Doone with slight reluctance admitted that there seemed to be marble stuck to the underside of one more floorboard on each side of the hole.

The plank on the table was about eight inches across. Harry had taken three of them down with him; five altogether had been doctored. The trap with its missing section of beam had been three and a half feet across, and Harry, taking the envelope bait, had gone through its centre.

‘Have you finished snooping round my place now?’ Sam demanded, and Doone shook his head.

‘I want to work on my boat,’ Sam objected.

‘Go ahead, sir. Never mind my men, if they’re there.’

‘Right.’ Sam stood up with bouncing energy, quite unlike a patient suddenly stricken with flu. ‘Bye, Tremayne. Bye, Mackie. See you, John.’

He went out to his car carrying his jazzy jacket and tooted as he drove away. The kitchen seemed a lot less alive without him.

‘I’d like to talk to Mr Kendall alone,’ Doone said placidly.

Tremayne’s eyebrows rose but he made no objection. He suggested I took Doone into the dining-room while he told Mackie about Roydale’s gallop, and Doone followed me docilely, bringing the plank.

The formality of the dining-room furnishings seemed at first to change his mood from ease to starch, but it appeared to me after a short while that he was troubled rather by indecision as to which side I was now on, them or us.

He seemed to settle finally for us, us being the police, or at least the fact-seekers and, clearing his throat, he told me that his men with grappling irons and magnets had missed finding the floorboards the first time, probably because the floorboards weren’t magnetic. Did I, he wanted to know, think the trap-setter had taken magnetism into account.

I frowned. ‘Stretching it a bit,’ I said. ‘I should think he looked around for something heavy that would take glue, and with all that junk lying around there was bound to be something. The marble happened to be perfect. But the whole thing was so thoroughly thought out, you really can’t tell.’

‘Do you know who did it?’ he asked forthrightly.

‘No,’ I said truthfully.

‘You must have opinions.’ He shifted on his chair, looking around him. ‘I’d like to hear them.’

‘They’re negative more than positive.’

‘Often just as valuable.’

‘I’d assume the trap-setter had been a guest at Sam Yaeger’s boatyard party,’ I said, ‘only you warned me never to assume.’

‘Assume it,’ he said, almost smiling and in some inner way contented.

‘And,’ I went on, ‘I’d assume it was the person who killed Angela Brickell who wanted to fix the blame for ever on Harry by making him disappear, only...’

‘Assume it,’ he said.

‘Anyone could have killed Angela Brickell, but only a hundred and fifty or so people went to Sam’s party, and half of those were women.’

‘Don’t you think a woman could have set that trap?’ he asked neutrally.

‘Sure, a woman could have thought it out and done the carpentering. But what woman could have lured Angela Brickell and persuaded her to take all her clothes off in the middle of a wood?’

He sucked his teeth.

‘All right,’ he said, ‘I agree, a man killed her.’ He paused, ‘Motive?’

‘I’d guess... to keep a secret. I mean, suppose she was pregnant.
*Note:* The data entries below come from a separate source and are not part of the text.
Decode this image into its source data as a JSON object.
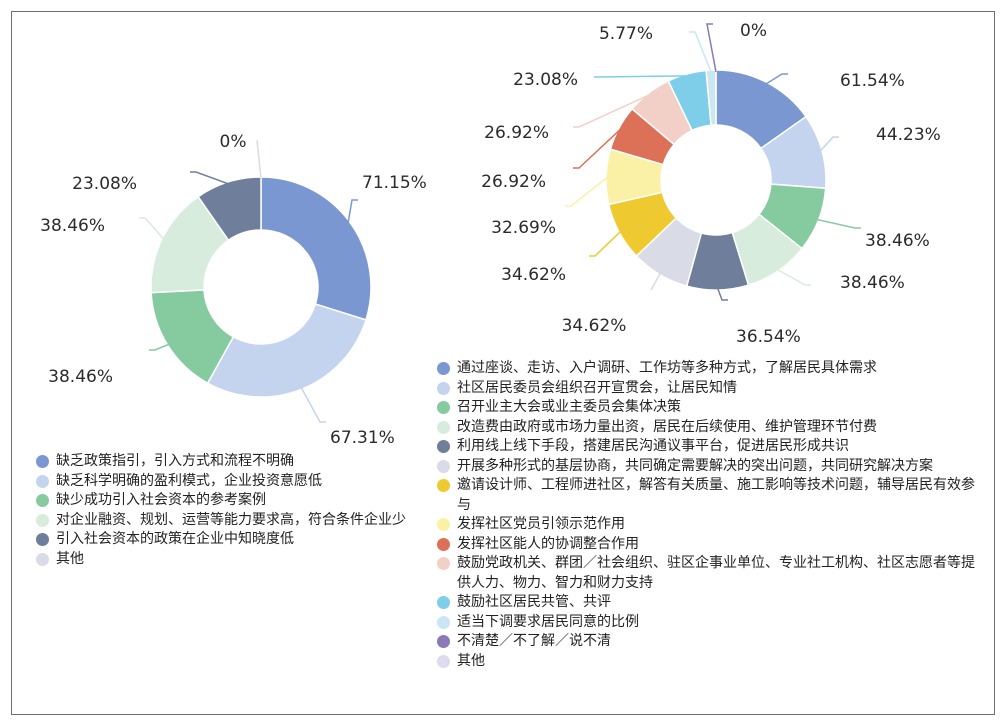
{
  "chart_data": [
    {
      "type": "pie",
      "subtype": "donut",
      "categories": [
        "缺乏政策指引，引入方式和流程不明确",
        "缺乏科学明确的盈利模式，企业投资意愿低",
        "缺少成功引入社会资本的参考案例",
        "对企业融资、规划、运营等能力要求高，符合条件企业少",
        "引入社会资本的政策在企业中知晓度低",
        "其他"
      ],
      "values": [
        71.15,
        67.31,
        38.46,
        38.46,
        23.08,
        0
      ],
      "value_labels": [
        "71.15%",
        "67.31%",
        "38.46%",
        "38.46%",
        "23.08%",
        "0%"
      ],
      "colors": [
        "#7b97d1",
        "#c5d4ee",
        "#86cba0",
        "#d7ecdd",
        "#6f7e9b",
        "#d9dbe6"
      ],
      "legend_position": "bottom"
    },
    {
      "type": "pie",
      "subtype": "donut",
      "categories": [
        "通过座谈、走访、入户调研、工作坊等多种方式，了解居民具体需求",
        "社区居民委员会组织召开宣贯会，让居民知情",
        "召开业主大会或业主委员会集体决策",
        "改造费由政府或市场力量出资，居民在后续使用、维护管理环节付费",
        "利用线上线下手段，搭建居民沟通议事平台，促进居民形成共识",
        "开展多种形式的基层协商，共同确定需要解决的突出问题，共同研究解决方案",
        "邀请设计师、工程师进社区，解答有关质量、施工影响等技术问题，辅导居民有效参与",
        "发挥社区党员引领示范作用",
        "发挥社区能人的协调整合作用",
        "鼓励党政机关、群团／社会组织、驻区企事业单位、专业社工机构、社区志愿者等提供人力、物力、智力和财力支持",
        "鼓励社区居民共管、共评",
        "适当下调要求居民同意的比例",
        "不清楚／不了解／说不清",
        "其他"
      ],
      "values": [
        61.54,
        44.23,
        38.46,
        38.46,
        36.54,
        34.62,
        34.62,
        32.69,
        26.92,
        26.92,
        23.08,
        5.77,
        0,
        0
      ],
      "value_labels": [
        "61.54%",
        "44.23%",
        "38.46%",
        "38.46%",
        "36.54%",
        "34.62%",
        "34.62%",
        "32.69%",
        "26.92%",
        "26.92%",
        "23.08%",
        "5.77%",
        "0%",
        ""
      ],
      "colors": [
        "#7b97d1",
        "#c5d4ee",
        "#86cba0",
        "#d7ecdd",
        "#6f7e9b",
        "#d9dbe6",
        "#eec92f",
        "#faf0a6",
        "#dd7158",
        "#f2d0c7",
        "#7ecde9",
        "#cbe6f3",
        "#8b78b6",
        "#dedbee"
      ],
      "legend_position": "bottom"
    }
  ]
}
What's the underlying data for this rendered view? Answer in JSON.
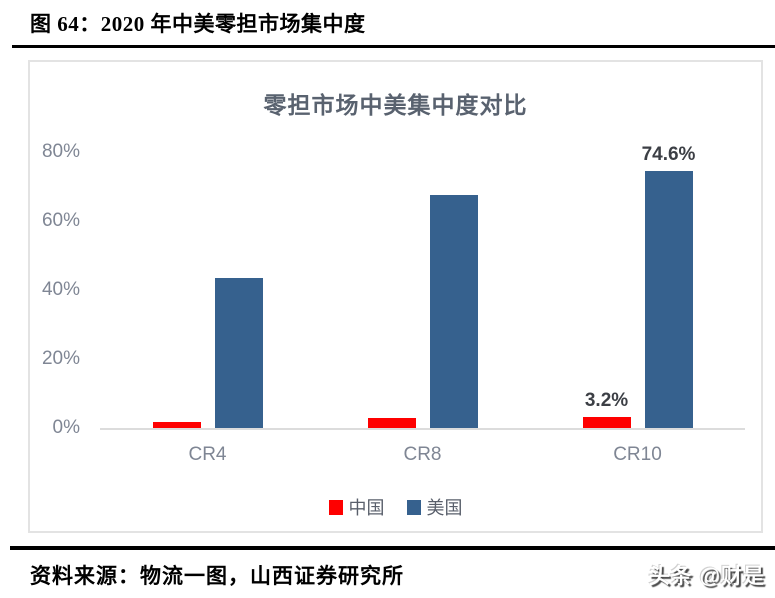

Suppose she went out into the woods with... him, and they were going to make love... or they’d done it... and she said “I’m pregnant, you’re the father, what are you going to do about it?” She was full of jumbled religious guilts but it was she who was the seducer...’ I paused. ‘I’d think perhaps she was killed because she wanted too much... and because she wouldn’t have an abortion.’

He made a sound very like a purr in his throat.

‘All right,’ he said again. ‘Method: strangulation. Guaranteed to work, as everyone around here knew, after the death of that other girl, Olympia.’

‘Yes.’

‘Opportunity?’ he said.

‘No one can remember what they were doing the day Angela Brickell disappeared.’

‘Except the murderer,’ he observed. ‘What about opportunity on the day Mr Goodhaven fell through the floor?’

‘Someone was there to drive his car away... no fingerprints, I suppose?’

‘Gloves,’ he said succinctly. ‘Too few of Mr Goodhaven’s prints are still there. No palm print on the gear lever, for instance. I don’t know if we’d have worried about that if we’d thought he’d done a bunk. It was a cold day, after all. He might have worn gloves himself.’

‘You might have guessed at collusion,’ I suggested.

‘Did you ever consider police work?’

‘Not good at that sort of discipline.’

‘You don’t like taking orders, sir?’

‘I prefer giving them to myself.’

He smiled without criticism. ‘You’d be no good in uniform.’

‘None at all.’

He was entitled, I supposed, to his small exploratory excursion around my character; and if he himself, I thought, had been wholly fulfilled by uniform, he would still be in it.

Perkin in his overalls appeared in the open doorway, hovering.

‘Is Mackie over here?’ he said. ‘I can’t find her.’

‘In the kitchen with Tremayne,’ I said.

‘Thanks.’ He swept a gaze over Doone and the plank and said with irony, ‘Sorting it out, then?’